If the earphones don’t work – if we’re talking about aircraft-engine snoring – investigate why it’s so loud. Is the snorer leaving their door ajar to let the air circulate? Could you ask them to shut the door when they go to bed?

You might also suggest they go to the doctor’s to investigate whether the extra-loud snoring is indicative of a respiratory or other health problem. There are also devices you can get at your pharmacist to stop snoring.

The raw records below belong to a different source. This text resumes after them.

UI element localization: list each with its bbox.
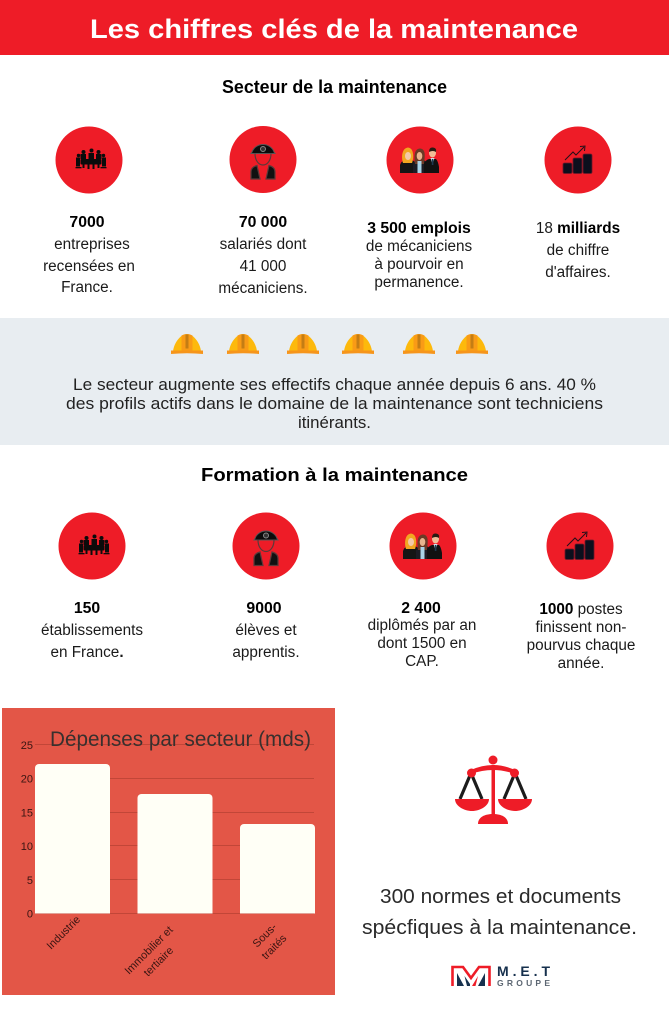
logo: M.E.T groupe [452, 963, 550, 988]
stat: élèves: apprentis. [232, 644, 300, 661]
icon: business team [390, 512, 456, 580]
x axis labels: tertiaire [142, 945, 176, 979]
x axis labels [45, 914, 290, 979]
y axis: 20 [21, 774, 33, 786]
y axis: 25 [21, 740, 33, 752]
title banner [0, 0, 669, 55]
stat: entreprises: recensées en [43, 258, 135, 275]
logo: M.E.T groupe: GROUPE [497, 978, 550, 988]
stat: entreprises: France. [61, 279, 113, 296]
stat: diplômés [368, 600, 476, 670]
y axis: 5 [27, 875, 33, 887]
stat: entreprises: entreprises [54, 236, 130, 253]
heading: formation à la maintenance: Formation à la maintenance [201, 465, 468, 485]
text: normes et documents [362, 886, 637, 939]
y axis: 15 [21, 808, 33, 820]
stat: diplômés: diplômés par an [368, 617, 476, 634]
stat: postes non pourvus: année. [558, 655, 604, 672]
x axis labels: Sous- [251, 921, 280, 950]
icon: meeting table [58, 512, 126, 580]
stat: emplois: 3 500 emplois [367, 220, 471, 237]
stat: élèves: 9000 [246, 600, 282, 617]
bars [35, 764, 315, 914]
x axis labels: Immobilier et [123, 924, 176, 977]
stat: postes non pourvus [527, 601, 635, 672]
paragraph: itinérants. [298, 414, 371, 432]
stat: chiffre d'affaires: 18 milliards [536, 220, 620, 237]
text: normes et documents: spécfiques à la maintenance. [362, 917, 637, 939]
title banner: Les chiffres clés de la maintenance [90, 14, 578, 44]
icon: scales of justice [455, 756, 532, 824]
paragraph [66, 376, 603, 432]
y axis: 10 [21, 841, 33, 853]
paragraph: Le secteur augmente ses effectifs chaque année depuis 6 ans. 40 % [73, 376, 596, 394]
stat: chiffre d'affaires: de chiffre [547, 242, 609, 259]
icon: growing coins [546, 512, 614, 580]
stat: diplômés: 2 400 [401, 600, 441, 617]
stat: établissements [41, 600, 143, 661]
text: normes et documents: 300 normes et documents [380, 886, 621, 908]
stat: postes non pourvus: finissent non- [536, 619, 626, 636]
bar chart: dépenses par secteur [2, 708, 335, 995]
chart title: Dépenses par secteur (mds) [50, 728, 311, 751]
y axis [21, 740, 33, 920]
x axis labels: traités [260, 932, 290, 962]
stat: établissements: en France. [50, 644, 124, 661]
stat: emplois: de mécaniciens [366, 238, 472, 255]
stat: élèves: élèves et [235, 622, 297, 639]
stat: entreprises [43, 214, 135, 296]
stat: chiffre d'affaires: d'affaires. [545, 264, 611, 281]
stat: entreprises: 7000 [69, 214, 105, 231]
icon: growing coins [544, 126, 612, 194]
y axis: 0 [27, 908, 33, 920]
paragraph: des profils actifs dans le domaine de la maintenance sont techniciens [66, 395, 603, 413]
stat: élèves [232, 600, 300, 661]
stat: salariés: 41 000 [240, 258, 286, 275]
stat: chiffre d'affaires [536, 220, 620, 281]
stat: emplois: permanence. [374, 274, 464, 291]
stat: emplois [366, 220, 472, 291]
stat: postes non pourvus: 1000 postes [539, 601, 623, 618]
stat: diplômés: dont 1500 en [377, 635, 467, 652]
stat: établissements: 150 [74, 600, 100, 617]
stat: salariés [218, 214, 308, 297]
logo: M.E.T groupe: M.E.T [497, 963, 550, 979]
stat: postes non pourvus: pourvus chaque [527, 637, 635, 654]
stat: établissements: établissements [41, 622, 143, 639]
x axis labels: Industrie [45, 914, 83, 952]
icon: meeting table [56, 126, 122, 194]
heading: secteur de la maintenance: Secteur de la maintenance [222, 77, 447, 97]
icon: worker with helmet [232, 512, 300, 580]
stat: salariés: 70 000 [239, 214, 287, 231]
icon: business team [386, 126, 454, 194]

It’s also possible that the snoring is caused by alcohol use. If this is happening regularly and it’s due to alcohol use, very possibly the snoring is not your biggest problem, not theirs. That applies in spades if the snoring is due to abuse of depressant drugs, or the exhausted sleep at the end of a cocaine binge.

If we’re looking at the eventualities in the above paragraph, you may want to go to your tutor and say how much the snoring is affecting you, possibly as a way into talking about how other behaviours connected to substance use are affecting you.

More often than not, though, we are looking at nothing more than the Great British Snore. Is it possible that you’re working yourself so hard that when you eventually fall asleep your waking mechanism is on a hair trigger? Or even that it’s you using alcohol or other substances, so that when you aren’t using you find it hard to get to sleep and this is why noises keep you awake?

The last sentence is probably somewhat insulting, but if you take something to your tutor then they have to cover all the bases.

But for a quick answer to the problem of the snoring, try the earplugs.